Conferring with individual readers may be the biggest shift that I consider for the fall. I confer with writers. Why don’t I do this with readers? I think I do, just not always one-on-one. I certainly don’t confer with each reader everyday, nor do I confer with each writer on a daily basis. Let’s be honest, time is the biggest factor here. Since I don’t have time to add more and am not ready to abandon guided reading, I feel that I need to explore Plan C.
“Meet with as many kids as you can,” Patrick said, “and let go of the guilt.” It comforted me to hear these words, I just don’t know that I’ll ever be able to do it. For now, he gave me a lot to think about– much of which I could incorporate whether I’m meeting one-on-one or with a small group. I foster an independence in reader attitudes, process, stamina and work ethic. I form relationships. I gather assessment information. None of Patrick’s reasons to confer are different from what I already do. I just feel that I am skimming a surface… when I want go deeper. I am ready to explore a different way to do reading groups. I just haven’t found what that is.

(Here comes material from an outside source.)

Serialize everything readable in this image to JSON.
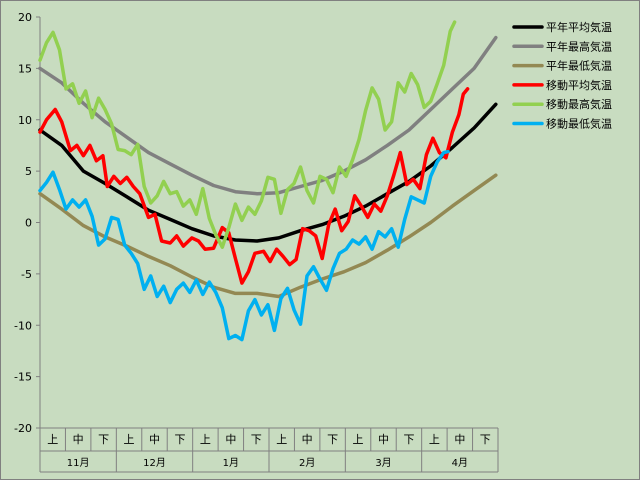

One idea of Patrick’s that intrigues me is (if I remember correctly) readers identify something that moves them, reads the section aloud to his or her group (fluency work), and prepares a written reflection to share. I love this idea and am thinking about what that might look like in my second grade classroom. I look forward to reading Patrick’s book, Conferring: The Keystone of Reader’s Workshop this summer. I am hoping it will improve my conferring skills, as well as give me some Reader’s Workshop tips.